Tang gulps down the last mouthfuls of rice from his bowl before returning to work at a construction site in Beijing, but not without expressing a certain nostalgia for Sichuan, his homeland, located about 2,000 km (1,243 miles) from the Chinese capital.

"I don't like Beijing. It's getting increasingly harder (than before) to work here, and the cost of living is very high," Tang told EFE. After living for more than 10 years in Beijing, he doesn’t rule out going back to Guangyuan, the city he hails from in Sichuan.

Tang’s is not an isolated case in China, where unstoppable growth of big cities and development in rural areas are pushing an increasing number of migrant workers (called 'dongmingong' in Chinese) – the craftsmen of the "Made in China" model – to the interiors of the country.

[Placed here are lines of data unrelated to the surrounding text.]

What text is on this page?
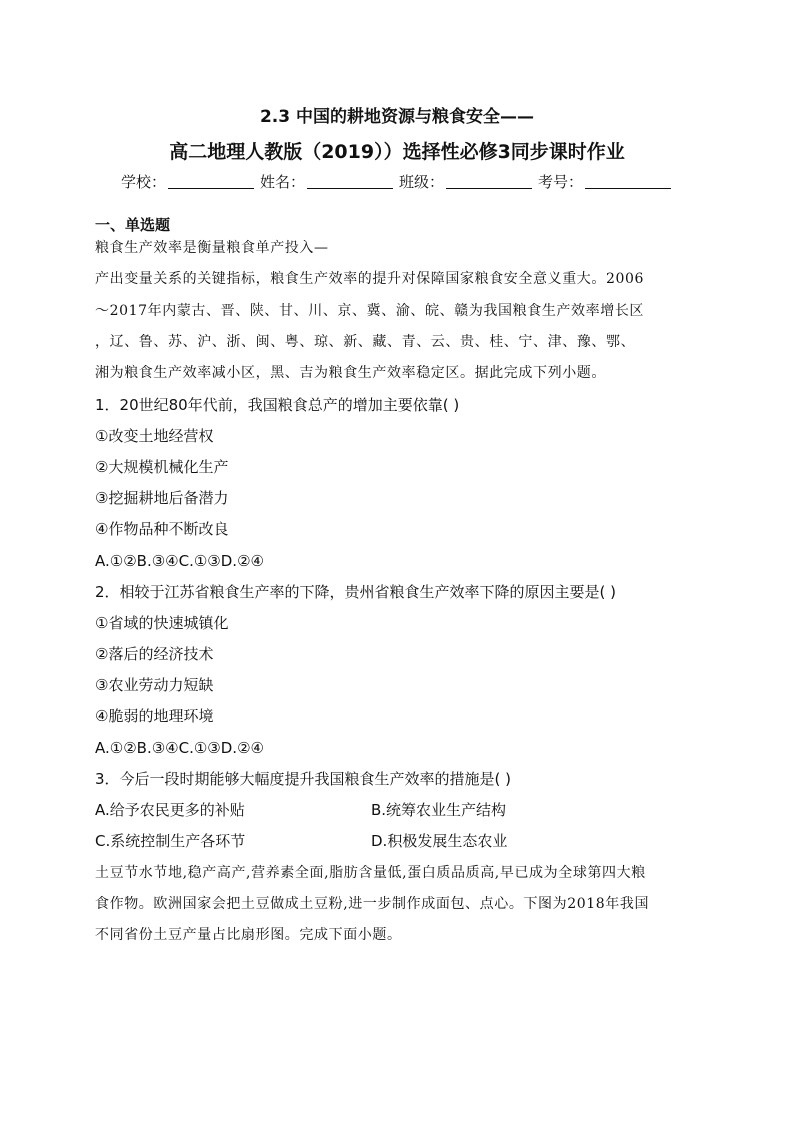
2.3 中国的耕地资源与粮食安全——
高二地理人教版（2019））选择性必修3同步课时作业
学校：	姓名：	班级：	考号：
一、单选题
粮食生产效率是衡量粮食单产投入—
产出变量关系的关键指标，粮食生产效率的提升对保障国家粮食安全意义重大。2006
～2017年内蒙古、晋、陕、甘、川、京、冀、渝、皖、赣为我国粮食生产效率增长区
，辽、鲁、苏、沪、浙、闽、粤、琼、新、藏、青、云、贵、桂、宁、津、豫、鄂、
湘为粮食生产效率减小区，黑、吉为粮食生产效率稳定区。据此完成下列小题。
1．20世纪80年代前，我国粮食总产的增加主要依靠( )
①改变土地经营权
②大规模机械化生产
③挖掘耕地后备潜力
④作物品种不断改良
A.①②B.③④C.①③D.②④
2．相较于江苏省粮食生产率的下降，贵州省粮食生产效率下降的原因主要是( )
①省域的快速城镇化
②落后的经济技术
③农业劳动力短缺
④脆弱的地理环境
A.①②B.③④C.①③D.②④
3．今后一段时期能够大幅度提升我国粮食生产效率的措施是( )
A.给予农民更多的补贴	B.统筹农业生产结构
C.系统控制生产各环节	D.积极发展生态农业
土豆节水节地,稳产高产,营养素全面,脂肪含量低,蛋白质品质高,早已成为全球第四大粮
食作物。欧洲国家会把土豆做成土豆粉,进一步制作成面包、点心。下图为2018年我国
不同省份土豆产量占比扇形图。完成下面小题。
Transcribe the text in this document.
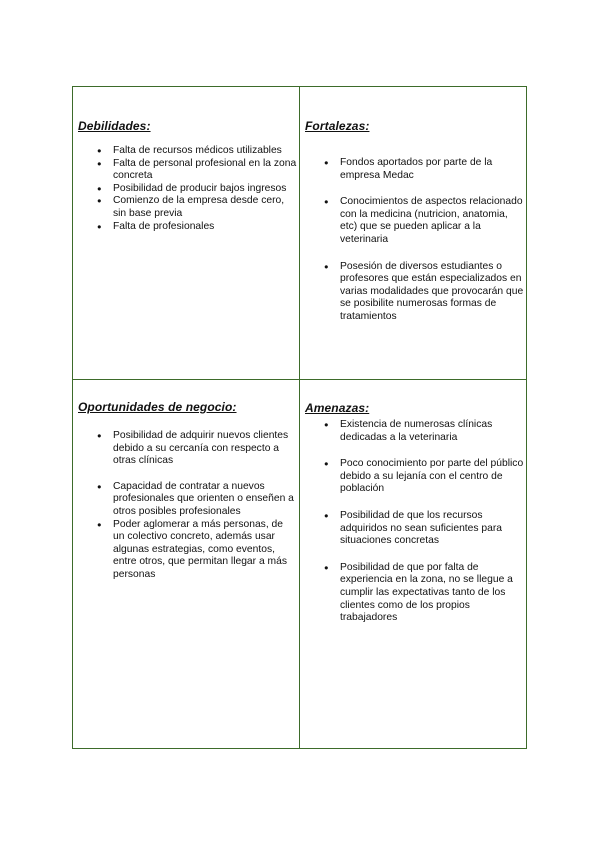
Debilidades:
● Falta de recursos médicos utilizables
● Falta de personal profesional en la zona concreta
● Posibilidad de producir bajos ingresos
● Comienzo de la empresa desde cero, sin base previa
● Falta de profesionales
Fortalezas:
● Fondos aportados por parte de la empresa Medac
● Conocimientos de aspectos relacionado con la medicina (nutricion, anatomia, etc) que se pueden aplicar a la veterinaria
● Posesión de diversos estudiantes o profesores que están especializados en varias modalidades que provocarán que se posibilite numerosas formas de tratamientos
Oportunidades de negocio:
● Posibilidad de adquirir nuevos clientes debido a su cercanía con respecto a otras clínicas
● Capacidad de contratar a nuevos profesionales que orienten o enseñen a otros posibles profesionales
● Poder aglomerar a más personas, de un colectivo concreto, además usar algunas estrategias, como eventos, entre otros, que permitan llegar a más personas
Amenazas:
● Existencia de numerosas clínicas dedicadas a la veterinaria
● Poco conocimiento por parte del público debido a su lejanía con el centro de población
● Posibilidad de que los recursos adquiridos no sean suficientes para situaciones concretas
● Posibilidad de que por falta de experiencia en la zona, no se llegue a cumplir las expectativas tanto de los clientes como de los propios trabajadores
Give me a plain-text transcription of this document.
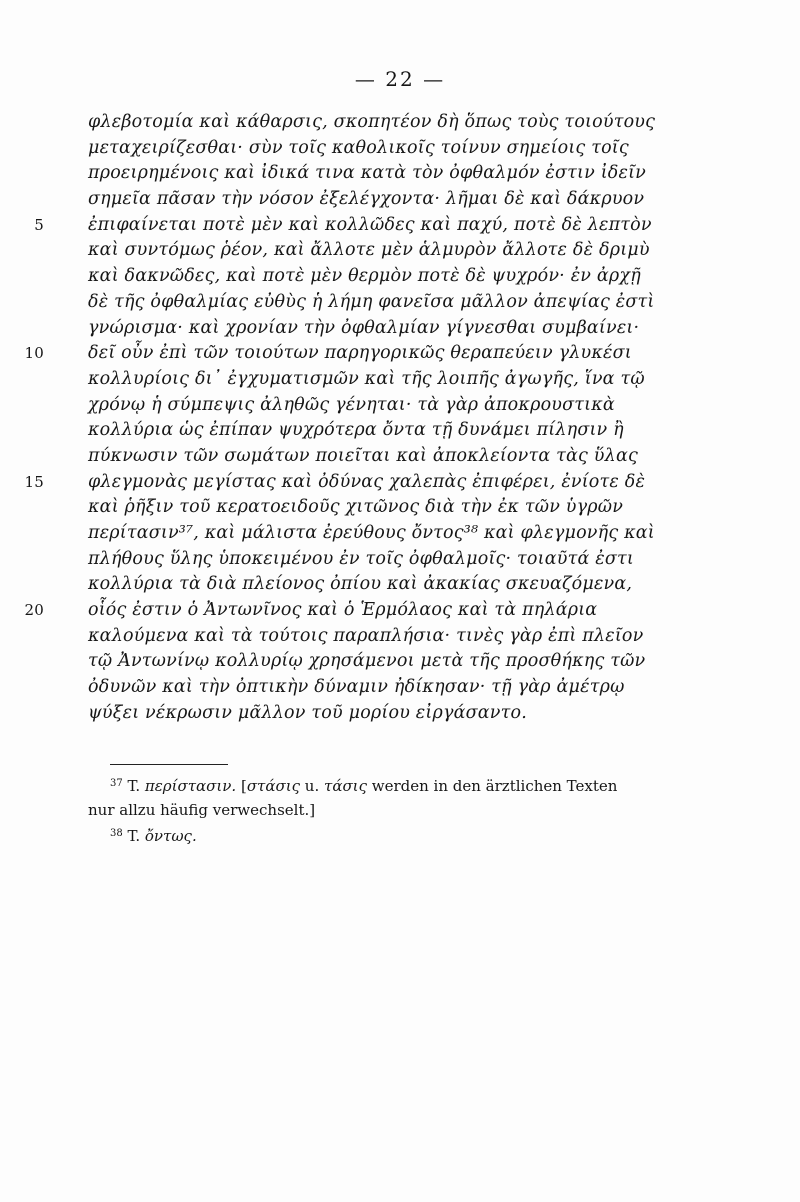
— 22 —
φλεβοτομία καὶ κάθαρσις, σκοπητέον δὴ ὅπως τοὺς τοιούτους
μεταχειρίζεσθαι· σὺν τοῖς καθολικοῖς τοίνυν σημείοις τοῖς
προειρημένοις καὶ ἰδικά τινα κατὰ τὸν ὀφθαλμόν ἐστιν ἰδεῖν
σημεῖα πᾶσαν τὴν νόσον ἐξελέγχοντα· λῆμαι δὲ καὶ δάκρυον
5	ἐπιφαίνεται ποτὲ μὲν καὶ κολλῶδες καὶ παχύ, ποτὲ δὲ λεπτὸν
καὶ συντόμως ῥέον, καὶ ἄλλοτε μὲν ἁλμυρὸν ἄλλοτε δὲ δριμὺ
καὶ δακνῶδες, καὶ ποτὲ μὲν θερμὸν ποτὲ δὲ ψυχρόν· ἐν ἀρχῇ
δὲ τῆς ὀφθαλμίας εὐθὺς ἡ λήμη φανεῖσα μᾶλλον ἀπεψίας ἐστὶ
γνώρισμα· καὶ χρονίαν τὴν ὀφθαλμίαν γίγνεσθαι συμβαίνει·
10	δεῖ οὖν ἐπὶ τῶν τοιούτων παρηγορικῶς θεραπεύειν γλυκέσι
κολλυρίοις δι᾽ ἐγχυματισμῶν καὶ τῆς λοιπῆς ἀγωγῆς, ἵνα τῷ
χρόνῳ ἡ σύμπεψις ἀληθῶς γένηται· τὰ γὰρ ἀποκρουστικὰ
κολλύρια ὡς ἐπίπαν ψυχρότερα ὄντα τῇ δυνάμει πίλησιν ἢ
πύκνωσιν τῶν σωμάτων ποιεῖται καὶ ἀποκλείοντα τὰς ὕλας
15	φλεγμονὰς μεγίστας καὶ ὀδύνας χαλεπὰς ἐπιφέρει, ἐνίοτε δὲ
καὶ ῥῆξιν τοῦ κερατοειδοῦς χιτῶνος διὰ τὴν ἐκ τῶν ὑγρῶν
περίτασιν³⁷, καὶ μάλιστα ἐρεύθους ὄντος³⁸ καὶ φλεγμονῆς καὶ
πλήθους ὕλης ὑποκειμένου ἐν τοῖς ὀφθαλμοῖς· τοιαῦτά ἐστι
κολλύρια τὰ διὰ πλείονος ὀπίου καὶ ἀκακίας σκευαζόμενα,
20	οἷός ἐστιν ὁ Ἀντωνῖνος καὶ ὁ Ἑρμόλαος καὶ τὰ πηλάρια
καλούμενα καὶ τὰ τούτοις παραπλήσια· τινὲς γὰρ ἐπὶ πλεῖον
τῷ Ἀντωνίνῳ κολλυρίῳ χρησάμενοι μετὰ τῆς προσθήκης τῶν
ὀδυνῶν καὶ τὴν ὀπτικὴν δύναμιν ἠδίκησαν· τῇ γὰρ ἀμέτρῳ
ψύξει νέκρωσιν μᾶλλον τοῦ μορίου εἰργάσαντο.
$^{37}$ T. περίστασιν. [στάσις u. τάσις werden in den ärztlichen Texten
nur allzu häufig verwechselt.]
$^{38}$ T. ὄντως.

This collective, made up of about 288 million people - one-fifth of China's population and a third of the total workforce - was once the engine of the "Chinese economic miracle". But the new economic paradigm seems to move them further and further away from megacities like Beijing, Shanghai and Guangzhou.

This was evident in a recent survey by the National Bureau of Statistics, which noted that migrant population growth in 2018 has been the lowest in the last five years, with an inter-annual increase of just 0.6 percent compared to the most common figures of 1.5 to 2 percent.

The numbers underline a major shift with respect to migratory dynamics: while the volume of migrant workers fell last year to 3.9 percent in the Pearl River Delta -China's former manufacturing center- it rose 4.2 percent in the case of inland and western provinces of the country.

According to Wen Xiaoyi, a professor at China University of Labor Relations, the country "is going through a process of industrial transformation”, a reality that is leading migrant workers to seek out luck in places where job opportunities did not exist before.

"Coastal areas that had a high density of labor have become highly skilled with higher technological demands from workers, while inland areas have inherited the industries that transferred from the east, such as, textiles," Wen told EFE.

In fact, the number of migrant workers in major Chinese cities fell by 1.5 percent in 2018 -a total of 2.04 million people- the largest decline in history, falling by 1.2 percent in the megalopolises of Beijing, Shanghai and Guangzhou.

One of the major reasons is the "hukou" or residence registration system which is becoming more stringent in big cities and which, however, is gradually disappearing in cities that have a population of one to three million inhabitants, in order to attract more migration.

Similarly, the increase in the standard of living of first and second-tier cities, which have experienced an inter-annual rise of up to 35 percent in the prices of housing since 2015, has resulted in migrants no longer finding these cities viable.

However, this is not the case in the central and western provinces, stars of the Chinese government's efforts to bridge the urban-rural gap, said Leslie Young, professor of economics at the Cheung Kong Graduate School of Business.

“China has based its prosperity on an extensive program of infrastructure, highways and high-speed trains. This is bringing people back on a large scale to both provincial capitals of the interior and other smaller cities," he said.

A factor that, Young said, would also lead to increased migration between the interior areas themselves, where "cities are increasingly effective in creating new opportunities”.

This argument is supported by data from the Chinese Ministry of Agriculture and Rural Affairs, which in a study published earlier this year, estimated that 7.8 million people had returned to their hometowns to be entrepreneurs of which 70 percent were migrant workers.

A population transfer promoted by the authorities themselves, such as the government of the southern province of Guangxi, which has recently launched a fund of 234 million yuan ($34 million) in aid for the entrepreneurship of the 'dongmingong'.

In any case, the slowdown in Chinese economy – whose growth rate of 6.6 percent in 2018 was the lowest since 1990 – could accelerate this trend even further in the coming years, warned Wen.

"The reduction in migration depends on the degree of economic growth. If China's economy develops well in the future, the reductionist trend will reverse. But if it does not, migrant workers will return to interior areas. It's a very obvious trend," Wen said.